J&J, Legend's Carvykti shows CAR-T can extend lives in multiple myeloma

In a major win for Johnson & Johnson and Legend Biotech, their star CAR-T therapy Carvykti showed it can prolong the lives of patients with previously treated multiple myeloma.

J&J and Legend announced the “statistically significant and clinically meaningful” overall survival win Tuesday from the phase 3 CARTITUDE-4 trial, which compared Carvykti with standard combination therapies in myeloma patients who had tried one to three prior lines of therapy. The standard regimens used in the study included either Takeda’s Velcade or J&J’s Darzalex in their combinations with Bristol Myers Squibb’s Pomalyst and the corticosteroid dexamethasone.

Even before Tuesday’s positive readout, Carvykti had in April won the FDA’s approval as a second-line therapy for multiple myeloma based on CARTITUDE-4 data showing the BCMA-targeted CAR-T can lower the risk of disease progression or death by 59% versus standard therapies.

Now, the overall survival showing puts Carvykti further ahead of BMS’ rival CAR-T, Abecma, which is approved as a third-line treatment and without evidence of a life extension benefit.

In the phase 3 KarMMa-3 study, Abecma demonstrated a 51% progression-free survival improvement compared with standard combinations in patients who had failed at least two prior lines of therapy. But investigators found no sign of an overall survival benefit before adjusting for control patient crossovers. Given the maturity of the data, KarMMa-3 likely won’t meet statistical significance on the overall survival metric.

Meanwhile, Carvykti’s overall survival win wasn’t a complete surprise. During a prior data cut in late 2023, when about half of deaths had happened for the planned final survival analysis of CARTITUDE-4, Carvykti was linked to a premature 43% reduction in the risk of death, which marked an improvement from the 22% reduction recorded when about a third of deaths had happened. The expanding effect size gave J&J and Legend the hope that a statistically significant win was within reach.

A detailed analysis of CARTITUDE-4 will be presented at an upcoming medical meeting and submitted to regulatory authorities worldwide, J&J and Legend said.

A definitive overall survival benefit could also help Carvykti relieve concerns left from an early death signal flagged by the FDA. Before handing out the second-line approval, the FDA noted that in the first 10 months from randomization, patients assigned to receive Carvykti in CARTITUDE-4 were numerically more likely to die than their control-arm peers. This increased early mortality concern now lives as the first item in the “Warnings and Precautions” section of Carvykti’s label. Abecma has a similar warning.

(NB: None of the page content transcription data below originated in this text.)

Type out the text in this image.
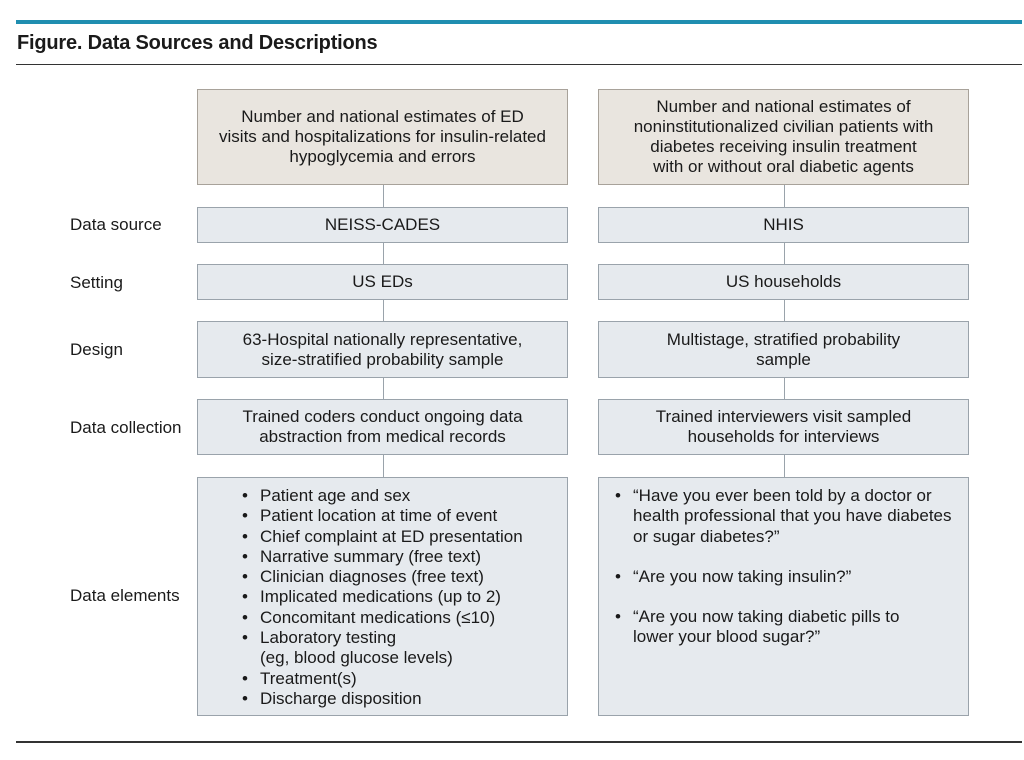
Figure. Data Sources and Descriptions
Data source
Setting
Design
Data collection
Data elements
Number and national estimates of ED
visits and hospitalizations for insulin-related
hypoglycemia and errors
NEISS-CADES
US EDs
63-Hospital nationally representative,
size-stratified probability sample
Trained coders conduct ongoing data
abstraction from medical records
• Patient age and sex
• Patient location at time of event
• Chief complaint at ED presentation
• Narrative summary (free text)
• Clinician diagnoses (free text)
• Implicated medications (up to 2)
• Concomitant medications (≤10)
• Laboratory testing
(eg, blood glucose levels)
• Treatment(s)
• Discharge disposition
Number and national estimates of
noninstitutionalized civilian patients with
diabetes receiving insulin treatment
with or without oral diabetic agents
NHIS
US households
Multistage, stratified probability
sample
Trained interviewers visit sampled
households for interviews
• “Have you ever been told by a doctor or
health professional that you have diabetes
or sugar diabetes?”
• “Are you now taking insulin?”
• “Are you now taking diabetic pills to
lower your blood sugar?”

A group of external advisers to the FDA argued that Carvykti’s longer-term benefits outweigh that early problem, and the agency, in approving Carvykti, agreed.

In another positive development for Carvykti and the CAR-T class, the FDA recently reduced the reporting requirements for all existing CAR-Ts under a safety monitoring program called Risk Evaluation and Mitigation Strategies (REMS).

CAR-T drugs are available only through REMS because of their risks of potentially dangerous cytokine release syndrome (CRS) and neurological toxicities. But, given the experience accrued so far with these individualized cell therapies, the FDA figured that the REMS program should be modified to minimize the burden on the healthcare delivery system. The agency therefore removed the requirement to report adverse events suggestive of CRS or neurological toxicities to the REMS.

With the second-line approval and an expanded patient population, J&J and Legend are working to strengthen their supply of Carvykti with the goal to double capacity by the end of 2024 compared to 2023. Together with the second-line nod, the FDA also widened the specifications for manufacturing Carvykti, which could improve its production success rate.

Besides bringing additional internal capacity online, J&J and Legend recently also tapped Novartis to make Carvykti for commercial and clinical use.